Dan Evans can handle unexpected Davis Cup role

Britain face Australia in what’s their first Davis Cup semi-final for 34 years on Friday

Britain’s Andy Murray with his team mates during the Davis Cup practice at the Emirates Arena, Glasgow. Photograph: Andrew Milligan/PA

Britain’s Andy Murray with his team mates during the Davis Cup practice at the Emirates Arena, Glasgow. Photograph: Andrew Milligan/PA

 

Andy Murray has backed Dan Evans to handle the pressure of his unexpected Davis Cup opportunity.

Evans was only called into the squad on Tuesday after Kyle Edmund fell in training and he was preferred to James Ward as captain Leon Smith took no chances with Edmund’s ankle injury.

That means Evans takes on Bernard Tomic in the second singles rubber on Friday - Murray opens proceedings against Thanasi Kokkinakis — as Britain face Australia in their first Davis Cup semi-final for 34 years.

The world number 300 has seven Britons above him in the rankings and has not played a top-100 player for more than a year, but he beat Tomic in the 2013 US Open and won a deciding rubber against Russia in the Davis Cup earlier that year.

Smith has selected him for his summer form, winning 29 out of his last 32 matches, while Ward lost nine in a row after Wimbledon, albeit at a higher level.

And Murray believes his team-mate will rise to the occasion.

“Dan’s talent has never been in question and I also think he has the sort of personality that gets up for big matches and big occasions,” the Scot said ahead of the tie at Glasgow’s Emirates Arena.

“Obviously some players can freeze in those situations but I don’t think that is in his personality, I think he will handle it fine.

“There will be nerves but I think he will handle them.

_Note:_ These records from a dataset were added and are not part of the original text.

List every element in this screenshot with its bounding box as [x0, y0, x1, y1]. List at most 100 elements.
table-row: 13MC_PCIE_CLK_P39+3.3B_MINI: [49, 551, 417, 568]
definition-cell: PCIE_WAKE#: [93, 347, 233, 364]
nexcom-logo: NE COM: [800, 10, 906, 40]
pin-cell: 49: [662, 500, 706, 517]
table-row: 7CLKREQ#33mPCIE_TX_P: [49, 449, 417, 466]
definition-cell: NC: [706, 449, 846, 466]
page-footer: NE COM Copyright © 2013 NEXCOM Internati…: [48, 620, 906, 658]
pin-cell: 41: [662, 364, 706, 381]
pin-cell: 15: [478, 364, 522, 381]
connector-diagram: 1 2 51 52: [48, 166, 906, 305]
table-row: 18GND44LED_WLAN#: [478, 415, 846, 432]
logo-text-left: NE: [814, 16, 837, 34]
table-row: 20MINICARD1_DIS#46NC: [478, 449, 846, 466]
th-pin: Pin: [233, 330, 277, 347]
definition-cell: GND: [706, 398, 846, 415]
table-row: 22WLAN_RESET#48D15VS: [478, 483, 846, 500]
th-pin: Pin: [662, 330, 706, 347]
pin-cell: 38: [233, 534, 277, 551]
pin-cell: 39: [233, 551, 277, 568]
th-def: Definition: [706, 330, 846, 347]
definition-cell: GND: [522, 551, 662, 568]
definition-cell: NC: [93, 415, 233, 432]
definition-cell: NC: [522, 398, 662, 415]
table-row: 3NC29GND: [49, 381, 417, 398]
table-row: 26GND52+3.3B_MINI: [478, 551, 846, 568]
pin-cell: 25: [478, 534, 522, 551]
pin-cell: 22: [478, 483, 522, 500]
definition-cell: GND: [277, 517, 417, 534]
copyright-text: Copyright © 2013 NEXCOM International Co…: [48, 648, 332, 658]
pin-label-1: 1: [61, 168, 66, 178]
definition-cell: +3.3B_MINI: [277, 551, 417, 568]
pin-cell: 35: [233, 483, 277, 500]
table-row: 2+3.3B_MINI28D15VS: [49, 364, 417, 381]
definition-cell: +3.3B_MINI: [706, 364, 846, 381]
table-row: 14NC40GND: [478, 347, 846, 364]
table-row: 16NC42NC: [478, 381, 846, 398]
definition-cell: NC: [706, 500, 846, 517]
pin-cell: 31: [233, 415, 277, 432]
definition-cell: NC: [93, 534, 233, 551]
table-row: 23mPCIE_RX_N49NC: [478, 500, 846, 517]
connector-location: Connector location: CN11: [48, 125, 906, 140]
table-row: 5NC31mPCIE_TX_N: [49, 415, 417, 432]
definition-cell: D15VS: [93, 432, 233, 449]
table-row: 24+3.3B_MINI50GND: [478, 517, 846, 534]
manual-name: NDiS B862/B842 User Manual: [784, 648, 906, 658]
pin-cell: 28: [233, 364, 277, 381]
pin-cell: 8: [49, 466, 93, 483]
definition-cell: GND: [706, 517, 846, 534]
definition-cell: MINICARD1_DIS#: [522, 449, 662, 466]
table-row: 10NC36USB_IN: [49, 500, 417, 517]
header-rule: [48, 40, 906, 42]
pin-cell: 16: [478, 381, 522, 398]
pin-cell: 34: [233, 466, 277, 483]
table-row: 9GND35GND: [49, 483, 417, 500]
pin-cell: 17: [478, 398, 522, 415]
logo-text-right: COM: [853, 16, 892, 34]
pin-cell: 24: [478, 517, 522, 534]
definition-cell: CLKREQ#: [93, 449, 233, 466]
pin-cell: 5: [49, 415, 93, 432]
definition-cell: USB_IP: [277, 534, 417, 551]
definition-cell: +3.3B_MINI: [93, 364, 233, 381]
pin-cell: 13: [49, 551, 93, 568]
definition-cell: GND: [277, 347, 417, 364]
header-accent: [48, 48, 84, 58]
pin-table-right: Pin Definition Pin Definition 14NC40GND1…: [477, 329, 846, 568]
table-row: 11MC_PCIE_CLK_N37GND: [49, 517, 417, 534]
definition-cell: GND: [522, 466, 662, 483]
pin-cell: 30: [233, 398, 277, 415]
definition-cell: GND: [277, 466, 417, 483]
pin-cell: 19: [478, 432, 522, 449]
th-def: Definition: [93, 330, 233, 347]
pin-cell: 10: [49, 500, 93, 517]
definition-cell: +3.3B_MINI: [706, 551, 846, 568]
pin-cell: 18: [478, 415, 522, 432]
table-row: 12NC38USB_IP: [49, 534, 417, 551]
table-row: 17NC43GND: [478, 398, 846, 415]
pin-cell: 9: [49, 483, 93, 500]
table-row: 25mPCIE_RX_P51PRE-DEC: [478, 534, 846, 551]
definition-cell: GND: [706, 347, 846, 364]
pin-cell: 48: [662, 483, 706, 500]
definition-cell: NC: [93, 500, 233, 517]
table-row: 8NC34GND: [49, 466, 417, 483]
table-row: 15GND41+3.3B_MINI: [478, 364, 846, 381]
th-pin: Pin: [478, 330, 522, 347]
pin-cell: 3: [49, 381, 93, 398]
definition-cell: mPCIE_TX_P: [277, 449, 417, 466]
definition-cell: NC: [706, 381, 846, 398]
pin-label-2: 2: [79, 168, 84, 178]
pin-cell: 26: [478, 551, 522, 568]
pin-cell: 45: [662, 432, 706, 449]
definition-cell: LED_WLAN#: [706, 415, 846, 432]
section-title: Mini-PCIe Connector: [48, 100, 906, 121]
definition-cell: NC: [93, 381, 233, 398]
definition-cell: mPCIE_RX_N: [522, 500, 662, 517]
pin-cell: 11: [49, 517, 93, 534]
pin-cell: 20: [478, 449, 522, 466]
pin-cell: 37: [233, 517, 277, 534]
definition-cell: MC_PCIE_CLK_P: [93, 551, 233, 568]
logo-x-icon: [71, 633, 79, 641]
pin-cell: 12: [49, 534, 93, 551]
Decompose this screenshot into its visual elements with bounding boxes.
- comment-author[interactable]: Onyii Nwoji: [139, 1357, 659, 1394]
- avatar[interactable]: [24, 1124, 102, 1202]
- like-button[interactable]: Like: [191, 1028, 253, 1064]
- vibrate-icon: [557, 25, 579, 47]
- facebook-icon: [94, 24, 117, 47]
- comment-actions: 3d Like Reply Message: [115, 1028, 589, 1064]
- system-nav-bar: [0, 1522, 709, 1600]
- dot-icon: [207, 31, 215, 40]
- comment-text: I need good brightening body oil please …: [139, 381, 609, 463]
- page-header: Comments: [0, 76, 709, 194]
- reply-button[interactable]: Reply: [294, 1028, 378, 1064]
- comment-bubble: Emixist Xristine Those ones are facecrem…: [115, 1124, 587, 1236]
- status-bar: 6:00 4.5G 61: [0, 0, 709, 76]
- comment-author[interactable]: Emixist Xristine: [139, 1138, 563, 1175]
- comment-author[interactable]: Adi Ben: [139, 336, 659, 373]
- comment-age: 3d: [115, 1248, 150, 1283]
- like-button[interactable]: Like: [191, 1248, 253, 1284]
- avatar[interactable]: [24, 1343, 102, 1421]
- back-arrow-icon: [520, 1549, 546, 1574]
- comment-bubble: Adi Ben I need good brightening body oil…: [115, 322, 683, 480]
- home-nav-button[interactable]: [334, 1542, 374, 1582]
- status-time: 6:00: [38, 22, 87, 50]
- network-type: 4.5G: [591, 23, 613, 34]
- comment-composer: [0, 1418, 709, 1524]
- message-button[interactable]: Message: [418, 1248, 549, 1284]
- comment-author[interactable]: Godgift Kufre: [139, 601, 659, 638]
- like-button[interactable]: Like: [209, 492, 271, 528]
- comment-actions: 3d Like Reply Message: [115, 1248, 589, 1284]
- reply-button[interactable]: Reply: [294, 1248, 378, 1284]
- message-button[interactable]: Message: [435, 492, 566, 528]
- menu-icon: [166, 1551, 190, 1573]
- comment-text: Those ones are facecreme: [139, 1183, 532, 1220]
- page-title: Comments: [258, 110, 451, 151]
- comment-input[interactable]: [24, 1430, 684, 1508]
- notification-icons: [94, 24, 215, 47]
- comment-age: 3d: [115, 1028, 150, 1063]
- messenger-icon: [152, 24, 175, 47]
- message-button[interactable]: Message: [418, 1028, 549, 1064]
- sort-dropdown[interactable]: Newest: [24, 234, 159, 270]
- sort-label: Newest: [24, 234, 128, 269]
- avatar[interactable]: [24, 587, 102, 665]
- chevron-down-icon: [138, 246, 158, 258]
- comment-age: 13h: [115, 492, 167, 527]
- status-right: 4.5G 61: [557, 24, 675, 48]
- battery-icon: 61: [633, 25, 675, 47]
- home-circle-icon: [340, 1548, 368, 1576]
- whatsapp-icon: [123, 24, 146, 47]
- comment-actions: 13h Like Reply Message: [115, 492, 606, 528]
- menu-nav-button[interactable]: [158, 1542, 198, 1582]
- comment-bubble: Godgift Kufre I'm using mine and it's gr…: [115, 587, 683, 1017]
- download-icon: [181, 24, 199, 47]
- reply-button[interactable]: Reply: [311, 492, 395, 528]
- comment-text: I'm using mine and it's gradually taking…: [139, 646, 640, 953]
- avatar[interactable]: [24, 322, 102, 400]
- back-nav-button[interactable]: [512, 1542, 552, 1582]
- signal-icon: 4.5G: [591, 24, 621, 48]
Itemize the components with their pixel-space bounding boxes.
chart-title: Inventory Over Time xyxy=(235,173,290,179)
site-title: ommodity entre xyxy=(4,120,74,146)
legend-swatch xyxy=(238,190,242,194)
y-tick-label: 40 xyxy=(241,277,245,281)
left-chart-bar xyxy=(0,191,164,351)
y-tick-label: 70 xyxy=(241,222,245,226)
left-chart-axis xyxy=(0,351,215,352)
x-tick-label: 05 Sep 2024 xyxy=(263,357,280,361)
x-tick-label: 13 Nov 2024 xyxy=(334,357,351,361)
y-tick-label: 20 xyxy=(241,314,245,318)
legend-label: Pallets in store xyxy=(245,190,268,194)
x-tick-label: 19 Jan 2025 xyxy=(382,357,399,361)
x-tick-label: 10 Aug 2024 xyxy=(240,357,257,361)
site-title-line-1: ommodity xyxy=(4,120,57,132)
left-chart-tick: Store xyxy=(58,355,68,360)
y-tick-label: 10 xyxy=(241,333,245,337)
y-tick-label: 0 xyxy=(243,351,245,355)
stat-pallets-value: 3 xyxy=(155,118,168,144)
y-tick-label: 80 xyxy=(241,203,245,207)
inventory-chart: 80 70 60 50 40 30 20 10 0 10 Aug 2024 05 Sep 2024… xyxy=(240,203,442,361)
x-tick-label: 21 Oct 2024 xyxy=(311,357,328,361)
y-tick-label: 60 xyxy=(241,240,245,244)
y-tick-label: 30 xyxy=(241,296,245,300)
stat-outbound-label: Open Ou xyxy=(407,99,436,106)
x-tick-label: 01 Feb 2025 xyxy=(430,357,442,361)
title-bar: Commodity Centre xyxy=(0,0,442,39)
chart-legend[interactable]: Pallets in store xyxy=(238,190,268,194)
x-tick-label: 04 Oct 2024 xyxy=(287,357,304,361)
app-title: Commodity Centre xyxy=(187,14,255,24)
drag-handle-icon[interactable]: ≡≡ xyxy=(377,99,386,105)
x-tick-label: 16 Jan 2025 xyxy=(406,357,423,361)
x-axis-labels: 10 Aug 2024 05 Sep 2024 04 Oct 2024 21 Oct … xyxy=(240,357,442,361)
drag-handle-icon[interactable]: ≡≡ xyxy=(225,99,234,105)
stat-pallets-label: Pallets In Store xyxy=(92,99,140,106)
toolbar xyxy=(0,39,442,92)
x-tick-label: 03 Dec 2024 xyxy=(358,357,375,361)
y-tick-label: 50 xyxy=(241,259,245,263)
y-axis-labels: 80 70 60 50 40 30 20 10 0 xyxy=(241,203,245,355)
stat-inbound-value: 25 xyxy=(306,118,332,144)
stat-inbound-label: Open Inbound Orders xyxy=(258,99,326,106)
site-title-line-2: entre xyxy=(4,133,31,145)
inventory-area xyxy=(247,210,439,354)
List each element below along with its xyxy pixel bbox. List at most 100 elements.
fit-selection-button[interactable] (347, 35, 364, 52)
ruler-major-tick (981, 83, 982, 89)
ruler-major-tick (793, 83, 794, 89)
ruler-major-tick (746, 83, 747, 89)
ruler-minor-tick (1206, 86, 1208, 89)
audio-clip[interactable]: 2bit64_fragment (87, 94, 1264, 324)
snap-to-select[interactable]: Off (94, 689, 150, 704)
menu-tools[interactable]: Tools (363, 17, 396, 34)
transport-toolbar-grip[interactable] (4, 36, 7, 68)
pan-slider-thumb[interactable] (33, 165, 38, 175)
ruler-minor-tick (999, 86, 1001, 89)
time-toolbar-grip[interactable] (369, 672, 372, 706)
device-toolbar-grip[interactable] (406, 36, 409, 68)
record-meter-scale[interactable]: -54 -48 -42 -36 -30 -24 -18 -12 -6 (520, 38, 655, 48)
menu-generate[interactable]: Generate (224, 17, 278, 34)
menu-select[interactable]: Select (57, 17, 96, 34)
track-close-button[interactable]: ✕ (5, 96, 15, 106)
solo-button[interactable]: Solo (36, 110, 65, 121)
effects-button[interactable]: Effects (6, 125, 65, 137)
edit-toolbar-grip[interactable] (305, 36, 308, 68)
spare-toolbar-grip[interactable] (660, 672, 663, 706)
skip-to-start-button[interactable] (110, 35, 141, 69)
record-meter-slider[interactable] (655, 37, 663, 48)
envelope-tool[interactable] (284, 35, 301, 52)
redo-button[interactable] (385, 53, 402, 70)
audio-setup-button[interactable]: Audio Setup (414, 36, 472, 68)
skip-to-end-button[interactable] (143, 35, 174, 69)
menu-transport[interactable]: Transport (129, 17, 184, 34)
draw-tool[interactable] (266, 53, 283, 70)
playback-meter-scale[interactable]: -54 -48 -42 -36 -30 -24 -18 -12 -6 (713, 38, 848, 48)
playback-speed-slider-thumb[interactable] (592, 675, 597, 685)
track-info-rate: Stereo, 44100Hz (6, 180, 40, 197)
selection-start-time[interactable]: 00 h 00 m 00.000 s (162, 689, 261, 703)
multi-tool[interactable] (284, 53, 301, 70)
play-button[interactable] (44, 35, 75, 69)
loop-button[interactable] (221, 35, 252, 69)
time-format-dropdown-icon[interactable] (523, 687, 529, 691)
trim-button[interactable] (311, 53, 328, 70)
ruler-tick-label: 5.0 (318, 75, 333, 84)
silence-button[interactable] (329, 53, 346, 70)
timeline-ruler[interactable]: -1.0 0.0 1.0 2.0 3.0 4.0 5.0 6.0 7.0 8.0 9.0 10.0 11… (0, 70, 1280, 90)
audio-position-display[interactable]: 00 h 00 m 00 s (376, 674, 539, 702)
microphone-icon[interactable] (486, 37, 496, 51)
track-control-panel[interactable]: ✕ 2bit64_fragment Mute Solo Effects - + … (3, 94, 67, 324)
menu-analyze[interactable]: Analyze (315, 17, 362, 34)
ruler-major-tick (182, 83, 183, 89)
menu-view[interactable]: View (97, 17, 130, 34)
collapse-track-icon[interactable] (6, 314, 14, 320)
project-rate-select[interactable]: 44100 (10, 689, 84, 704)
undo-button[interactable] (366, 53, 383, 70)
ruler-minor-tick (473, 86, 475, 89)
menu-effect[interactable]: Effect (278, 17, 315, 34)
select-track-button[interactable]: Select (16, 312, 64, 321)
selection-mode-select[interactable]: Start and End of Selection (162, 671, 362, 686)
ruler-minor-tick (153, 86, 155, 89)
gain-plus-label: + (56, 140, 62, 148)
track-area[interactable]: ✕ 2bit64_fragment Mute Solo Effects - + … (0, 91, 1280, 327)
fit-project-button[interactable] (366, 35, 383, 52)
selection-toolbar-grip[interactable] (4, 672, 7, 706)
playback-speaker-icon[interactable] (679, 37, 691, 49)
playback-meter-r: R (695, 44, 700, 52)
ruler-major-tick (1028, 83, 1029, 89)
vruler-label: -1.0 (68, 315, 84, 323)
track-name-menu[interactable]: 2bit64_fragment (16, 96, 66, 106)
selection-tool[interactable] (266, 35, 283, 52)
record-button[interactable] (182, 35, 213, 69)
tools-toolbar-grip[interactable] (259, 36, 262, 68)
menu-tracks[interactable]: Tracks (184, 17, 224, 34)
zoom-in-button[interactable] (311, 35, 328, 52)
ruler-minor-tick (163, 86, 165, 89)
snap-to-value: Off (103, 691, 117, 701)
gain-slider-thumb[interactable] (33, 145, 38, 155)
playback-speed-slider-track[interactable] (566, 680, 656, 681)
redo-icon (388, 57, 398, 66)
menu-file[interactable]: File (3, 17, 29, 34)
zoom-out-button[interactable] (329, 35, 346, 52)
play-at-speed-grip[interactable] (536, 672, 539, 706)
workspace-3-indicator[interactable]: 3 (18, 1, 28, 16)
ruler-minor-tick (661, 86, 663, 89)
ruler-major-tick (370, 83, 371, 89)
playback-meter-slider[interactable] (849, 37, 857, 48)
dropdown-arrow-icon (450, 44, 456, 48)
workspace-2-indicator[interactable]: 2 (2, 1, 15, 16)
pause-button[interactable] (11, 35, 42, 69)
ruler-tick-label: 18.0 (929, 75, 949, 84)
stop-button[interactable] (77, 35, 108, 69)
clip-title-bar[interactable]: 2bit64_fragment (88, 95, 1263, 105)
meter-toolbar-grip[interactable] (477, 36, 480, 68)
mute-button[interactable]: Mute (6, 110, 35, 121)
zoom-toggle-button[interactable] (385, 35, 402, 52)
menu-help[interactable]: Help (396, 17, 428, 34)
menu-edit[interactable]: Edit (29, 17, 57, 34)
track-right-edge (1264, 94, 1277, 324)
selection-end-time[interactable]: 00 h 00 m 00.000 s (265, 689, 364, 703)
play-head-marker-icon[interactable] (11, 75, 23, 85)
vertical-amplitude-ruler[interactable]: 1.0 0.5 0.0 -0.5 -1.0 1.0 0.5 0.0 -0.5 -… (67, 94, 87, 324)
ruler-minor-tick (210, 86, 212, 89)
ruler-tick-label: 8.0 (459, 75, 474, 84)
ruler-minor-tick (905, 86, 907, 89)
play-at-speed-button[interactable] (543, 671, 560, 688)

He has a game that is different to the other players on our team. It’s not a game loads of guys on the tour play nowadays.

“Obviously he has played against Tomic before and won. He has a way of playing that will be tricky for Bernard but obviously Dan has to play a high level of tennis.

“That is the reality, we are playing against top players here and if we want to win we are all going to have play extremely well, but I trust Leon’s decision. He has made many hard decisions in the past.

“There are never any guarantees anyway, but I trust Leon’s decision and hopefully it pays off over the weekend.”